L'instant d'après, il tapote ses Méphisto sur le bas de porte, puis entre. Une épaisse fumée s'échappe vers l'extérieur. Le Hall d'entrée est plutôt restreint et constitué d'un brouillard tenace, sur la droite, le réceptionniste fume un cigare. La pièce est embaumée par l'odeur du tabac de Havane, non-désagréable à son goût.

Le type tousse plusieurs fois.

— Bonjour. Je sais pas si vous me reconnaissez ?

Le gars écrase alors son mégot à côté de la quinzaine de cadavres déjà présents. Il le toise de haut en bas, puis relève les épaules d'un geste furtif.

— Non, pas que je me souvienne. En même temps, il passe beaucoup de monde ici, et de toutes origines confondues. Blacks, blancs, jaunes, grands, petits, plus ou moins bizarres, etc.

Harry sort le bout de papier que son ami lui a donné.

— Je voudrais jeter un œil à la chambre douze s'il vous plaît. C'est possible ?

Le gars, vêtu d'une salopette et d'un t-shirt Guns & Roses, fouille sous le comptoir et lui tend la clé. Le radiateur électrique de la pièce fait un raffut qui dénote une fin de vie probable. L'appareil semble extraire le maximum de son potentiel autorisé.

— Par contre, c'est trente dollars la nuit.

Harry déduit l'impossibilité d'une négociation et lui donne l'argent.

— Je ne resterai pas, je pense.

— Faîtes comme bon vous semble, je ne m'occupe pas des affaires de mes clients, c'est la devise de la maison.

— Au passage, ça vous dit rien, il semblerait qu'une vidéo ait été tournée à mon insu dans cette chambre.

Le type éclate de rire, puis tousse.

— Si vous saviez tous les trucs débiles et filmés dans mon humble demeure, vous partiriez de suite. Y a même des films pour, enfin, vous voyez ce que je veux dire ?

Harry esquisse un sourire forcé, plus proche d'une grimace. Le gars place un énième cigare dans sa bouche, puis prend une petite boîte d'allumettes personnalisée. Il balance en arrière le carton de protection, puis casse un des bâtonnets. Il l'allume par un coup vif sur le bas et s'emploie à fumer sa délicatesse. Harry sort une clope à son tour.
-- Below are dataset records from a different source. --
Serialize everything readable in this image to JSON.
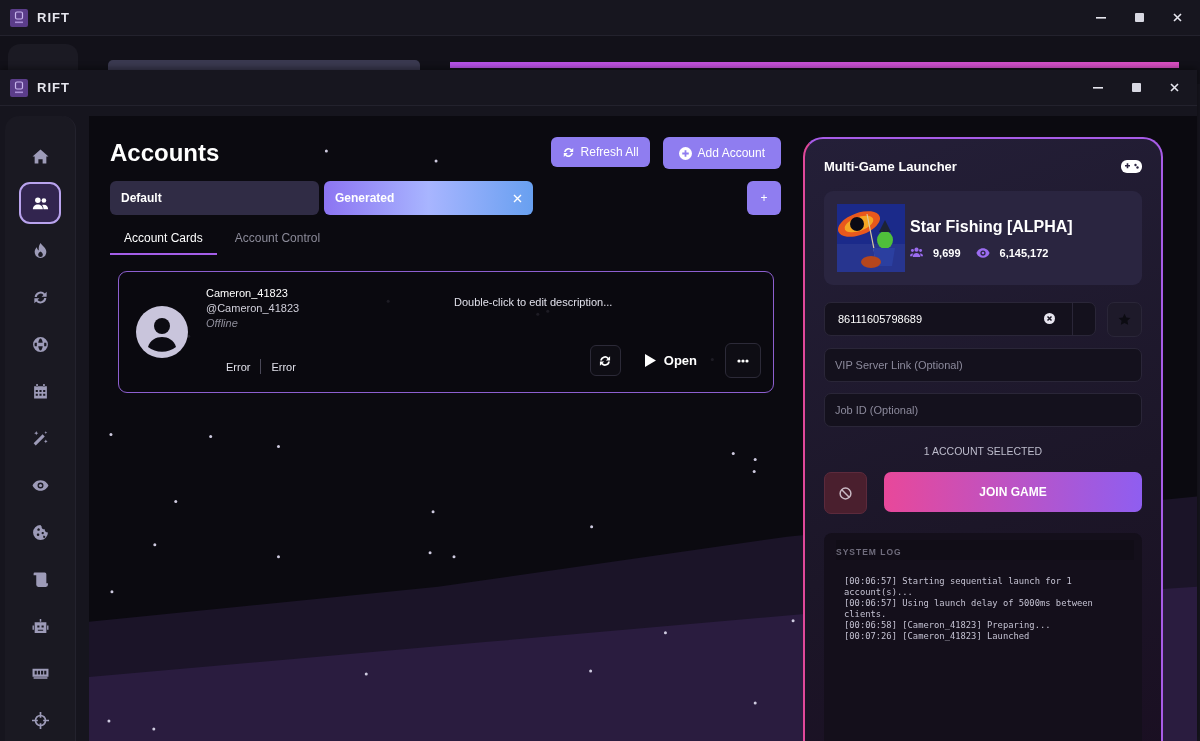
{
  "background_window": {
    "title": "RIFT"
  },
  "window": {
    "title": "RIFT"
  },
  "sidebar": {
    "items": [
      {
        "kind": "home",
        "selected": false
      },
      {
        "kind": "users",
        "selected": true
      },
      {
        "kind": "fire",
        "selected": false
      },
      {
        "kind": "sync",
        "selected": false
      },
      {
        "kind": "globe",
        "selected": false
      },
      {
        "kind": "calendar",
        "selected": false
      },
      {
        "kind": "wand",
        "selected": false
      },
      {
        "kind": "eye",
        "selected": false
      },
      {
        "kind": "cookie",
        "selected": false
      },
      {
        "kind": "scroll",
        "selected": false
      },
      {
        "kind": "robot",
        "selected": false
      },
      {
        "kind": "memory",
        "selected": false
      },
      {
        "kind": "crosshairs",
        "selected": false
      }
    ]
  },
  "page": {
    "title": "Accounts",
    "buttons": [
      {
        "kind": "refresh",
        "label": "Refresh All"
      },
      {
        "kind": "add",
        "label": "Add Account"
      }
    ]
  },
  "groups": [
    {
      "label": "Default",
      "selected": false,
      "closable": false
    },
    {
      "label": "Generated",
      "selected": true,
      "closable": true
    }
  ],
  "add_group_button": "+",
  "view_tabs": [
    {
      "label": "Account Cards",
      "selected": true
    },
    {
      "label": "Account Control",
      "selected": false
    }
  ],
  "accounts": [
    {
      "name": "Cameron_41823",
      "handle": "@Cameron_41823",
      "status": "Offline",
      "description": "Double-click to edit description...",
      "fields": [
        "Error",
        "Error"
      ],
      "open_label": "Open"
    }
  ],
  "launcher": {
    "title": "Multi-Game Launcher",
    "game": {
      "name": "Star Fishing [ALPHA]",
      "players": "9,699",
      "visits": "6,145,172"
    },
    "place_id": "86111605798689",
    "vip_placeholder": "VIP Server Link (Optional)",
    "job_placeholder": "Job ID (Optional)",
    "selection": "1 ACCOUNT SELECTED",
    "join_label": "JOIN GAME",
    "log_title": "SYSTEM LOG",
    "log": [
      "[00:06:57] Starting sequential launch for 1 account(s)...",
      "[00:06:57] Using launch delay of 5000ms between clients.",
      "[00:06:58] [Cameron_41823] Preparing...",
      "[00:07:26] [Cameron_41823] Launched"
    ]
  }
}
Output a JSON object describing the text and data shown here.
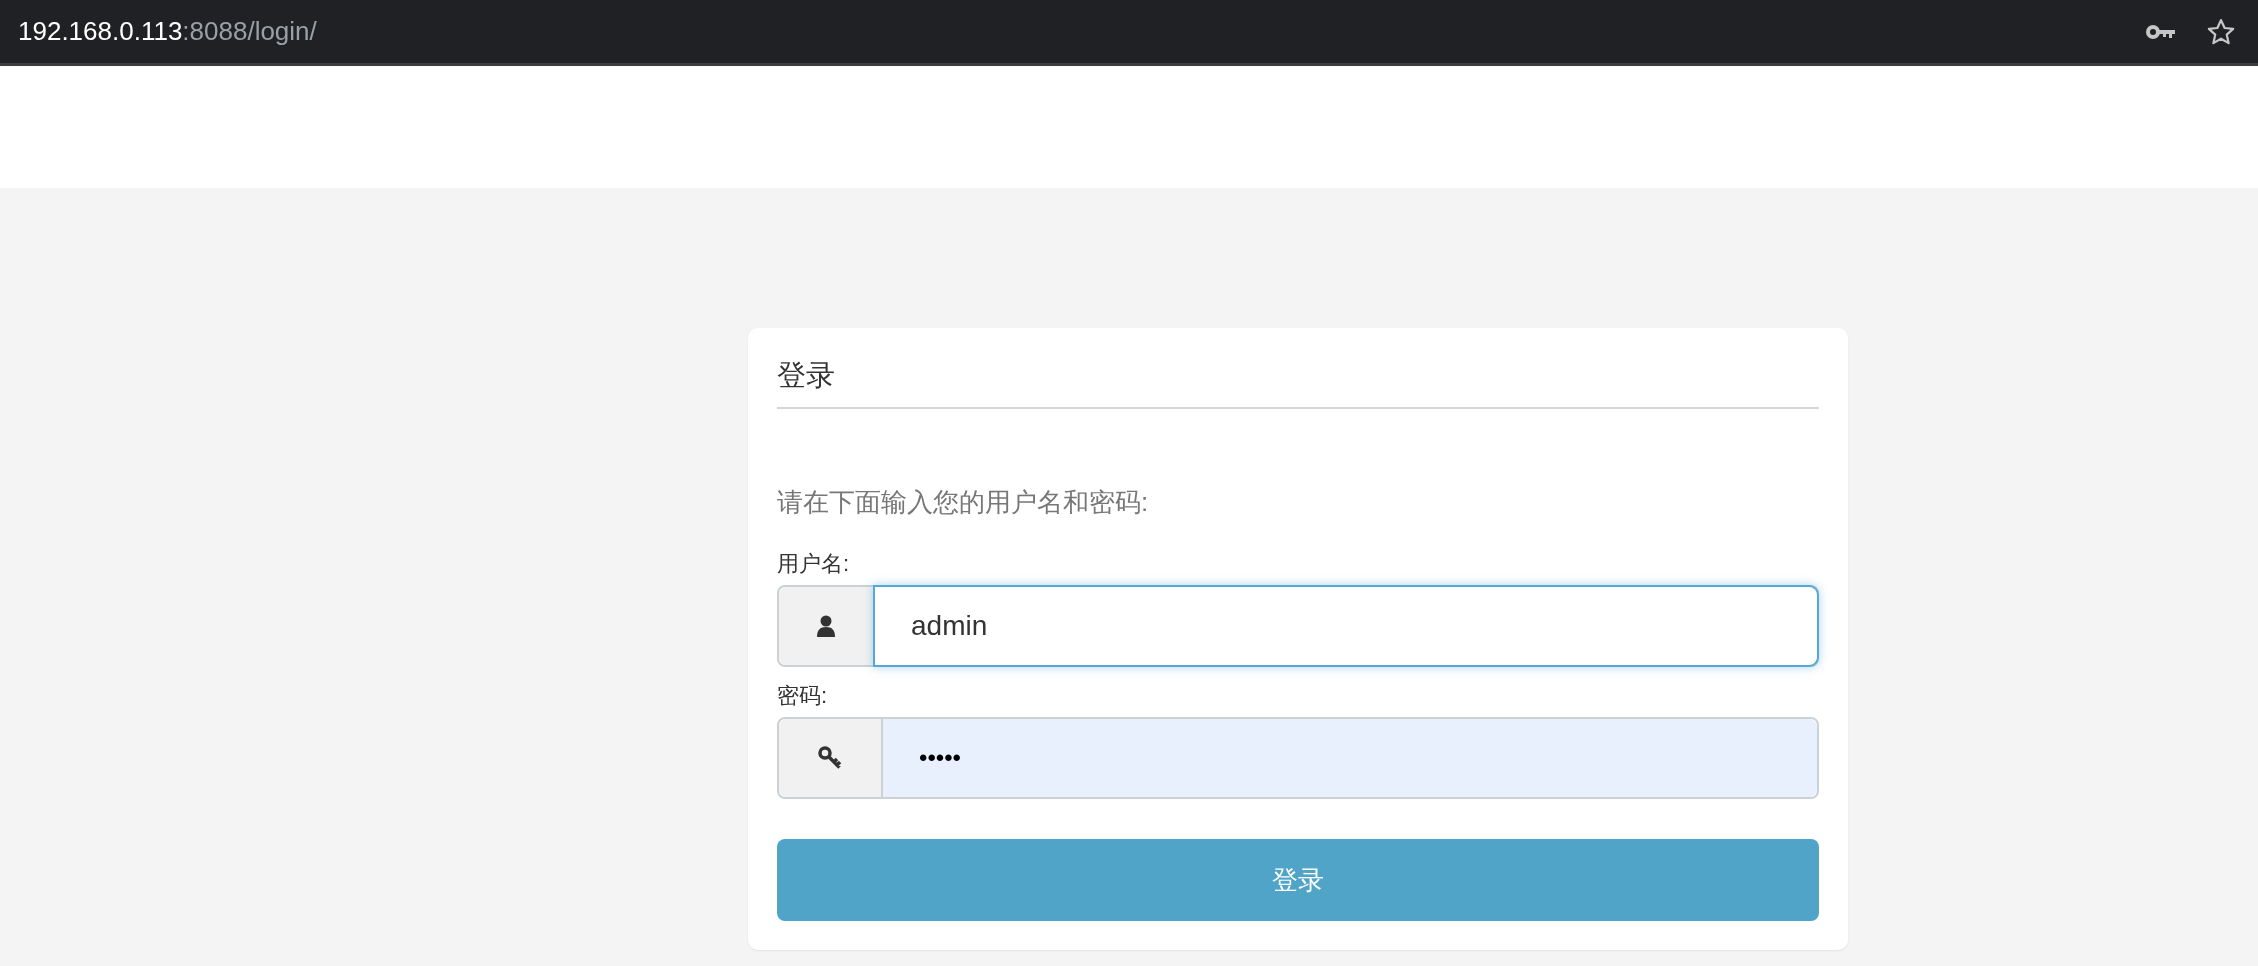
{
  "address_bar": {
    "host": "192.168.0.113",
    "path": ":8088/login/"
  },
  "login": {
    "title": "登录",
    "prompt": "请在下面输入您的用户名和密码:",
    "fields": [
      {
        "kind": "user",
        "label": "用户名:",
        "value": "admin",
        "focused": true,
        "autofilled": false
      },
      {
        "kind": "password",
        "label": "密码:",
        "value": "•••••",
        "focused": false,
        "autofilled": true
      }
    ],
    "submit": "登录"
  }
}
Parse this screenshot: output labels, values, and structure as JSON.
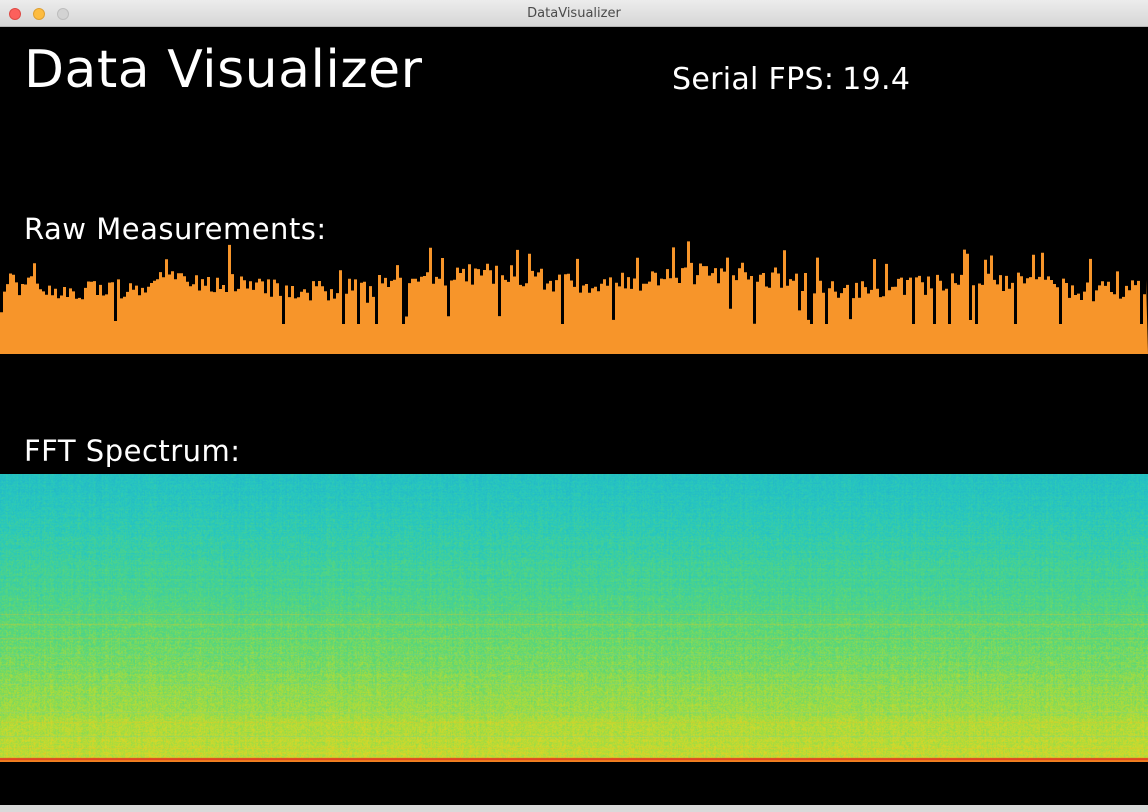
{
  "window": {
    "title": "DataVisualizer"
  },
  "app": {
    "title": "Data Visualizer",
    "fps_label": "Serial FPS:",
    "fps_value": "19.4"
  },
  "raw": {
    "label": "Raw Measurements:",
    "fill_color": "#f7952a"
  },
  "fft": {
    "label": "FFT Spectrum:",
    "colormap": "viridis-like (teal → green → yellow → red)"
  }
}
— Je peux vous taxer d'une allumette ?

— Sans problème.

Une flamme apparaît, puis il aspire quelques bouffées de sa cigarette et éteint le bâtonnet dans le cendrier. Harry attrape alors le petit paquet blanc, avec deux bandes rouges dessinées dessus. Au centre, à l'avant, sur cette partie rabattable en guise de protection des allumettes, le dessin d'un scorpion, d'une couleur identique.

— C'est un type bizarre qui m'a offert ça y a quelques semaines. Pas grand, l'air maigrichon, petite moustache et chapeau de cowboy. Plutôt chelou le gars, mais ça tombe bien car mon briquet a rendu l'âme.

Harry enregistre l'information, puis repose l'objet et s'engage dans le couloir desservant les chambres au même niveau. Il remarque que le lino est déteint. Ces lieux ne lui rappellent rien du tout. L'endroit devient sombre, à peine si on peut déchiffrer les numéros aux portes. Au passage de la huit, des gémissements de plus en plus forts, accompagnés d'un bruit de vieux ressorts de lit, indiquent de suite la nature de l'action.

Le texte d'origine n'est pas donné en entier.